Kasungu, Malawi … The rains had been timely and plentiful, and a bumper crop was predicted. The World Bank read the indicators and saw an opportune moment to call on Malawi to reduce its debt to the World community. In order to make the required payments, it was necessary to sell a large portion of its emergency grain reserve. It did not appear to be a major problem as the harvest was only a short distance away and every indicator was on the positive side.
It was the year of the completion of the first building of a medical complex near the international airport supported by the Malawi Project. More significant on the world scene, it was the year of the attacks on the World Trade Center buildings in New York City. It was late 2001!
With the grain sold on the world market, the rains needed to complete the crops suddenly and unexpectedly stopped. Subsequent months brought the worst famine in over 50 years in Malawi.
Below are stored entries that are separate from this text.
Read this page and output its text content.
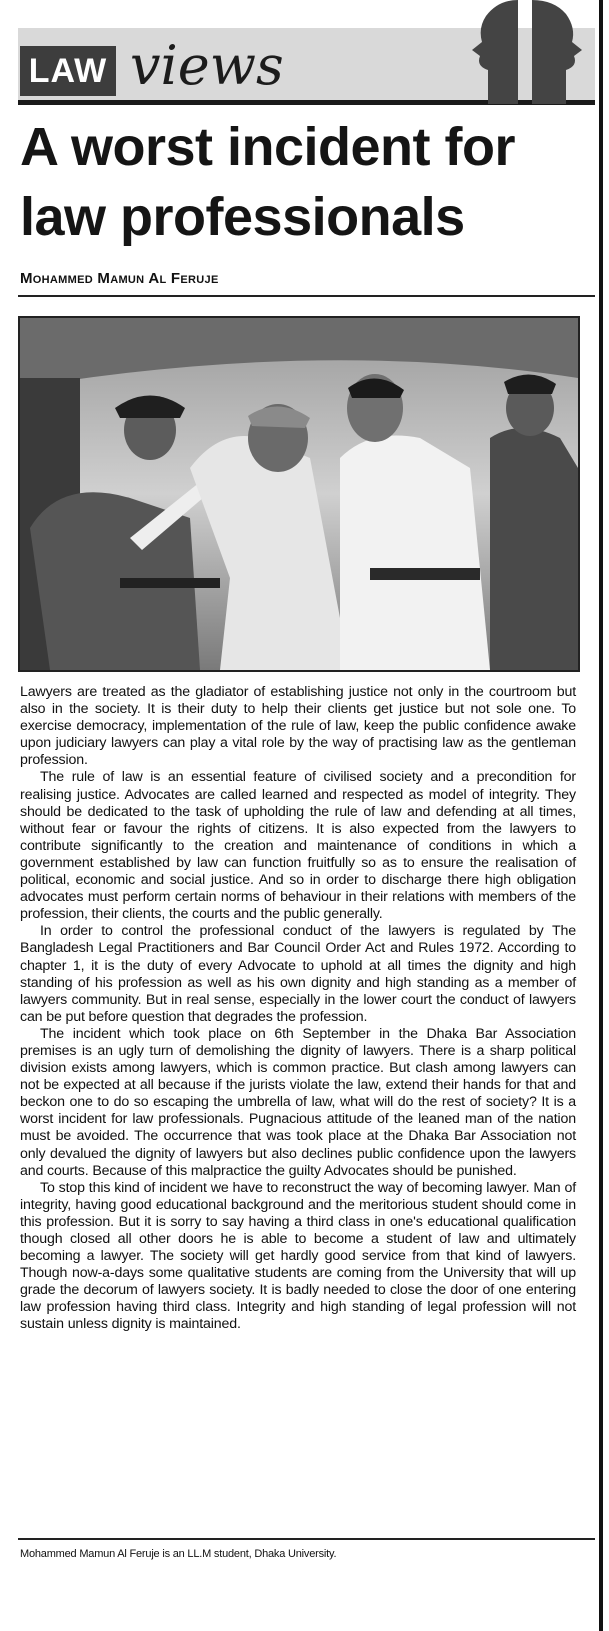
LAW views
A worst incident for
law professionals
Mohammed Mamun Al Feruje

Lawyers are treated as the gladiator of establishing justice not only in the courtroom but also in the society. It is their duty to help their clients get justice but not sole one. To exercise democracy, implementation of the rule of law, keep the public confidence awake upon judiciary lawyers can play a vital role by the way of practising law as the gentleman profession.

The rule of law is an essential feature of civilised society and a precondition for realising justice. Advocates are called learned and respected as model of integrity. They should be dedicated to the task of upholding the rule of law and defending at all times, without fear or favour the rights of citizens. It is also expected from the lawyers to contribute significantly to the creation and maintenance of conditions in which a government established by law can function fruitfully so as to ensure the realisation of political, economic and social justice. And so in order to discharge there high obligation advocates must perform certain norms of behaviour in their relations with members of the profession, their clients, the courts and the public generally.

In order to control the professional conduct of the lawyers is regulated by The Bangladesh Legal Practitioners and Bar Council Order Act and Rules 1972. According to chapter 1, it is the duty of every Advocate to uphold at all times the dignity and high standing of his profession as well as his own dignity and high standing as a member of lawyers community. But in real sense, especially in the lower court the conduct of lawyers can be put before question that degrades the profession.

The incident which took place on 6th September in the Dhaka Bar Association premises is an ugly turn of demolishing the dignity of lawyers. There is a sharp political division exists among lawyers, which is common practice. But clash among lawyers can not be expected at all because if the jurists violate the law, extend their hands for that and beckon one to do so escaping the umbrella of law, what will do the rest of society? It is a worst incident for law professionals. Pugnacious attitude of the leaned man of the nation must be avoided. The occurrence that was took place at the Dhaka Bar Association not only devalued the dignity of lawyers but also declines public confidence upon the lawyers and courts. Because of this malpractice the guilty Advocates should be punished.

To stop this kind of incident we have to reconstruct the way of becoming lawyer. Man of integrity, having good educational background and the meritorious student should come in this profession. But it is sorry to say having a third class in one's educational qualification though closed all other doors he is able to become a student of law and ultimately becoming a lawyer. The society will get hardly good service from that kind of lawyers. Though now-a-days some qualitative students are coming from the University that will up grade the decorum of lawyers society. It is badly needed to close the door of one entering law profession having third class. Integrity and high standing of legal profession will not sustain unless dignity is maintained.

Mohammed Mamun Al Feruje is an LL.M student, Dhaka University.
At this same time, a small boy from the central region was facing near impossible odds trying to gain an education. William Kamkwamba was born on August 5, 1987, and raised in Kasungu, the birthplace of Malawi’s first President Hastings Kamuzu Banda. William was a born inventor. In spite of being expelled from school because his parents could not afford the school fees, he continued to pursue his education in spite of the intense discouragement and obstacles he faced.
In 1991, at the age of 14 this village boy built an electrically powered windmill from scrap parts, and with the use of rough plans he found in a library book called, “Using Energy.” His creation and its success brought water to his village, and in time — international fame to William. A book about his invention, called “The Boy Who Harnessed the Wind” has sold millions and continues to inspire school children, and adults, around the world. Now Netflix, in cooperation with BBC films, has introduced his story in a movie nominated for an Oscar. Its debut on Netflix was on March 1, 2019.
You can read the success of this young man through his book, or by watching the Netflix production.